Storm over Troubles deaths files: Villiers and PSNI launch gagging bid as Sinn Fein minister releases sensitive inquest documents to families seeking truth over killings
A legal storm is brewing following the release of sensitive inquest documents relating to three historic Troubles killings.
Emergency proceedings were issued by the Chief Constable and the Northern Ireland Secretary after Culture Minister Caral Ni Chuilin personally handed over the court files to victims' group Relatives for Justice and KRW Law firm.
A decision over whether information relating to three killings stretching back more than 40 years should be given full public access has been postponed until Thursday.
Matt Baggott and Theresa Villiers believe sensitive details which could identify security force members should have been removed before circulation.
That view has been backed by the Justice Minister who said he is "extremely disappointed" Ms Ni Chuilin didn't take his, nor the police's, advice before passing on the files.
The files include the Army shooting of IRA man Paddy McAdorey in Belfast in 1971, the killing of social work student Michael Donnelly by a plastic bullet in 1980, and the loyalist murder of mum-of-two Sarah Larmour a year earlier.
Ms Ni Chuilin's department is responsible for the Public Record Office where the papers are held.

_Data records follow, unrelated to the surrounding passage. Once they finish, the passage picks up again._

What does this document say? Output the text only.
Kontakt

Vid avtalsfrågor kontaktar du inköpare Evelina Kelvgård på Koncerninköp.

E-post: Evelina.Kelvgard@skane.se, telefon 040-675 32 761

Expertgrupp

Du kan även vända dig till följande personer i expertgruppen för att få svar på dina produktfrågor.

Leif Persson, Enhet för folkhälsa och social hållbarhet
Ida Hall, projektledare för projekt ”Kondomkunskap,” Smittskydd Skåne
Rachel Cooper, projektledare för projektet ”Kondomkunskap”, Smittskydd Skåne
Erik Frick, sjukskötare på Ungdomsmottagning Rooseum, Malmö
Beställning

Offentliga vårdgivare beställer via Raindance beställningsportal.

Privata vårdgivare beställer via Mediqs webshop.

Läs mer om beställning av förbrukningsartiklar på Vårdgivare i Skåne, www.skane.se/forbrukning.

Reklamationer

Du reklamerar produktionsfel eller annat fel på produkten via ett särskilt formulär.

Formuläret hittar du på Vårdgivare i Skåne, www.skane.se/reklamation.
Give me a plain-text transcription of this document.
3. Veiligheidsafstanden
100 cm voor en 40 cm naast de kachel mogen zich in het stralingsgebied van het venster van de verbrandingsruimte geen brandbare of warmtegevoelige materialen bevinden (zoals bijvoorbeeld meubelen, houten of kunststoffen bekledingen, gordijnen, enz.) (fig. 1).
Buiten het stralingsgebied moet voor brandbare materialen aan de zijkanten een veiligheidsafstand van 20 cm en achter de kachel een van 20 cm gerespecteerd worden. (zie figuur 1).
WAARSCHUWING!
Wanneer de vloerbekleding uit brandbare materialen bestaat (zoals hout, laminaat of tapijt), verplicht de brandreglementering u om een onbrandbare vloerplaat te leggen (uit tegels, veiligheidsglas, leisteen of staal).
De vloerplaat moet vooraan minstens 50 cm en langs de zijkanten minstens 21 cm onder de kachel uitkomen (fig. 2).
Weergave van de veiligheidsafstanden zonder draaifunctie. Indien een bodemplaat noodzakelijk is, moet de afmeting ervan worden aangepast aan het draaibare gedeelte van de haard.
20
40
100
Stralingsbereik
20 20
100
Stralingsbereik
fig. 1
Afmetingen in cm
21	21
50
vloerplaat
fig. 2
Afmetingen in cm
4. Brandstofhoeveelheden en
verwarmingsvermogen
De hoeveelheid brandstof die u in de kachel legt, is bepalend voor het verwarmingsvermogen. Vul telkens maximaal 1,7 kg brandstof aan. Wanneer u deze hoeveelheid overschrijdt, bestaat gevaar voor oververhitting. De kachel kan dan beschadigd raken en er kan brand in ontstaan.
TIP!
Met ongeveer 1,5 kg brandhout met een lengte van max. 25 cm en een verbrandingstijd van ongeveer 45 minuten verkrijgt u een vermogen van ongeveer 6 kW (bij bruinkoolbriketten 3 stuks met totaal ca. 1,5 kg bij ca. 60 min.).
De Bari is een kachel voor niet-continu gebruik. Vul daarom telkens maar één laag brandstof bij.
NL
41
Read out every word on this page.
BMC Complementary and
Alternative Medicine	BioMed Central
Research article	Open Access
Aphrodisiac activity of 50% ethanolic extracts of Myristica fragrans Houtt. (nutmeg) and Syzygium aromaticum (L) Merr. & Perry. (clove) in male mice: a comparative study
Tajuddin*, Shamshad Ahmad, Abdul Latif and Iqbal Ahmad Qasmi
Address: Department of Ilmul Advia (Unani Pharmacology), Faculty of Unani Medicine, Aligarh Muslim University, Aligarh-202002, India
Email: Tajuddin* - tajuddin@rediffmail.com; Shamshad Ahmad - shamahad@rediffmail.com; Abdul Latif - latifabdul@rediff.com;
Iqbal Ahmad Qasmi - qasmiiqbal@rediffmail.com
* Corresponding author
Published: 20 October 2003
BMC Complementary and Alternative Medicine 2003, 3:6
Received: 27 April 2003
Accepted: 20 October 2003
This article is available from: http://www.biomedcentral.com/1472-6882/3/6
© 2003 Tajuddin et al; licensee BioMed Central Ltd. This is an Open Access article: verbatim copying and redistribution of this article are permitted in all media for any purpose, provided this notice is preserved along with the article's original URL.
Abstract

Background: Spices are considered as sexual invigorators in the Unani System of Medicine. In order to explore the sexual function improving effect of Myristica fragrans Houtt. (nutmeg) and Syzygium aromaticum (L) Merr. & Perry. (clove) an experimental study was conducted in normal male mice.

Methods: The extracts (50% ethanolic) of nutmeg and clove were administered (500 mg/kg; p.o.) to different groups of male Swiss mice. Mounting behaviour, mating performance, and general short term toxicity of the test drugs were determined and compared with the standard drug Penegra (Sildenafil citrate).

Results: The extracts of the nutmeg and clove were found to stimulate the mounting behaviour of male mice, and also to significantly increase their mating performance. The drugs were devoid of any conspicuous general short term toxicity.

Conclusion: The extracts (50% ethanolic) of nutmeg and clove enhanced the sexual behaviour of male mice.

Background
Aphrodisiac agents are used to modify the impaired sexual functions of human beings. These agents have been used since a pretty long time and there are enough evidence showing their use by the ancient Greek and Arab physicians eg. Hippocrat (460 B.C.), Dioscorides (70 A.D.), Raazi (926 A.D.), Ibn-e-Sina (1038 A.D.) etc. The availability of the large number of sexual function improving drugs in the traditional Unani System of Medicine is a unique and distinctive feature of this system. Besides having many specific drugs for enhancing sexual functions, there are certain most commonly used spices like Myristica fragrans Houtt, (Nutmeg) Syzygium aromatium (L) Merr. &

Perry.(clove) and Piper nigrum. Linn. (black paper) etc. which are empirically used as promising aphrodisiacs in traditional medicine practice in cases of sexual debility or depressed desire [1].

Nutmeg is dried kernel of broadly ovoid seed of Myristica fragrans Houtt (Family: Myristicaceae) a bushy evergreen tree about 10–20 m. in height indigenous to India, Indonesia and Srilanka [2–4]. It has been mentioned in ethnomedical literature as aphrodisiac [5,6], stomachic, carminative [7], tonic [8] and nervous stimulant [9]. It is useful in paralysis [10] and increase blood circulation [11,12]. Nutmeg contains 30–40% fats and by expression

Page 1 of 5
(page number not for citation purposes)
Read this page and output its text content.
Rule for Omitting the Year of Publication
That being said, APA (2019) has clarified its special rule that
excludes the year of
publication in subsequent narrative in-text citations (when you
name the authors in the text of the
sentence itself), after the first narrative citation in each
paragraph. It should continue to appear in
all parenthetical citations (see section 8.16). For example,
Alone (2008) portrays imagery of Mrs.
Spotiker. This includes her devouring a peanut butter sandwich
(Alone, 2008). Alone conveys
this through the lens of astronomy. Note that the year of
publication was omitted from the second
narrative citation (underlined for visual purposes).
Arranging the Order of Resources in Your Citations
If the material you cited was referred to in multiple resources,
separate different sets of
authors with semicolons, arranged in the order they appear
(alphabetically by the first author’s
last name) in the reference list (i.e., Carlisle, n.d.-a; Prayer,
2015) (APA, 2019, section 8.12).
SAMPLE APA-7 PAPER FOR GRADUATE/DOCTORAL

Lawyers for the Secretary of State and Chief Constable secured a temporary injunction at the weekend to block their circulation.
The Northern Ireland Office said the documents could put those named at "serious risk".
The Secretary of State said the release of the documents was in breach of Article 2 of the European Convention on Human Rights to protect the lives of those identified, and allowing full public access to the papers could endanger those named.
Relevant rights under that Convention include the right to life under Article 2 and the right to a fair trial under Article 6.
The Secretary of State wrote to the Culture Minister setting out what information could be released to families in accordance with that obligation, and outlining the reasons for sensitivity.
The PSNI and the Department of Justice also expressed concerns and wrote in similar terms.
The case came before Belfast High Court yesterday. A full hearing will be held later this week.
Outside the court, solicitor Niall Murphy of KRW Law, representing the McAdorey family, expressed concern at the timing of the legal move.
He pointed out that the injunction prevents use of the material by next of kin seeking a fresh inquiry into the killing.
Mr Murphy said: "The attempt by the Secretary of State and the Chief Constable to overturn the minister's decision is a major setback to the cause of seeking to ensure the state's compliance with its positive obligations under Article 2 of the European Convention of Human Rights."
Justice Minister David Ford said: "I'm extremely disappointed that she doesn't seem to have taken any advice from my department, the police, and she has gone ahead and issued those documents."
A spokesman for the PSNI declined to comment.